Washington Irving, one of the nineteenth century’s most prominent men of letters, made Arnold’s treachery a warning in his Life of George Washington (1857), which Irving’s biographer Mary W. Bowden describes as “a great, five-volume plea that the Union be preserved.” Irving devotes fifty-nine pages to “a sad episode of our revolutionary history—the treason of Arnold.” Despite the “implicit confidence reposed in his patriotism by Washington,” Arnold “was false at heart,” guilty of “utter treachery,” and his reputation consequently suffered “absolute infamy.” Describing “this stupendous piece of treachery”—the plot to give up West Point—Irving writes that “its ultimate effect might be the dismemberment of the Union.” Irving reminds his audience that the purpose of the quintessential act of treason against America was an idea once despised as the act of a traitor, but now was openly debated. Arnold’s treason was a stunning betrayal of Washington, and Irving tells the Arnold story to caution against a new betrayal of Washington and the Union he stood for. Irving invites the reader to think about Washington’s reaction to the betrayal: “‘Whom can we trust now!’ was his only comment,” Irving recounts, “but it spoke volumes.” It would continue to speak, Irving hoped, to the Americans of the mid-nineteenth century.

Seven months before the first shots of the Civil War were fired, Arnold’s treason was on display in a full-page illustration in the Harper’s Weekly of September 29, 1860. Commemorating eighty years since Arnold’s betrayal, a cloaked Arnold meets André on the rocky shore of the Hudson, while just above their heads a snake winds around a branch and extends towards the two conspirators.

Titled “The Tempter and the Traitor—the Treason of Arnold on the Night of September 21, 1780,” the illustration places Arnold’s treason in the historical and literary context of a creation myth—specifically, of the fall of man. The dissolution of the American nation that Arnold failed to achieve, the illustration implies, may indeed come about in the months ahead—although now it would be the fault of many men, not just one.

Once the war broke out, Jefferson Davis, the president of the Confederacy, frequently suffered from association with Arnold: “In American history the crime of Benedict Arnold disappears before that of Jefferson Davis,” explained Harper’s Weekly, arguing that Davis will in turn bear “the gloom of unrelieved infamy.” Another account explained that “Benedict Arnold was not a true American whose political views differed from those of Washington; he was a traitor. Thus also Jefferson Davis is not an honest political opponent; he is a rebel.”

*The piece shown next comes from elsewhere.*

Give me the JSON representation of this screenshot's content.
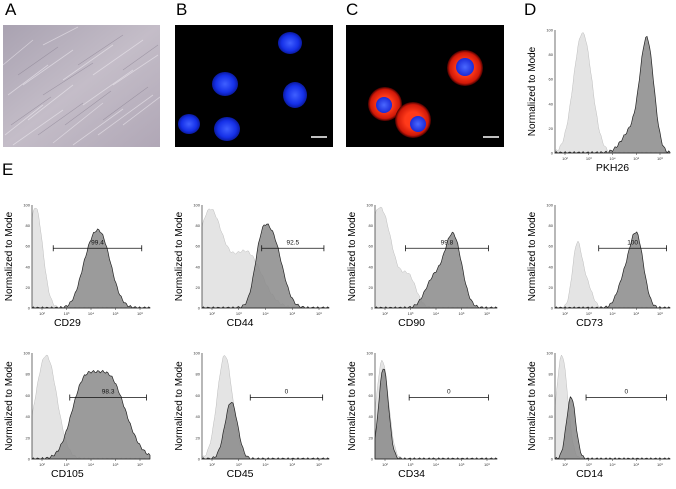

Similar in some respects to modern-day internet memes, postal covers and illustrated envelopes were forums for political cartoons that linked secession to treason. One such illustration features Jefferson Davis with a winged devil—no less than the damned traitor Benedict Arnold—astride his back, descending into the swirling flames of hell, with a caption that reads, “The Traitor Arnold giving a warm reception to the Traitor Davis”:

Throughout the war, Benedict Arnold’s treason provided a metaphor of betrayal, particularly in the eyes of Unionists. In the chapter on Arnold in his History of American Conspiracies (1863), abolitionist Orville J. Victor likened the corrupt morals of Arnold and André to those of the southern rebels. “As in the War for the Union,” he wrote, “those in rebellion deemed it honorable to break oaths of allegiance,” similar to the way that “André and his employer assumed a new law of moral obligation to cover their wretched practices.” George Calvert offered a simple explanation of why he published Arnold and Andre: an Historical Drama in 1864: “The author deems the present a favorable time for the publication of a work which embodies the first American treason, now that our national life has been, and continues to be assailed by the most gigantic and the most wicked treason known to history.”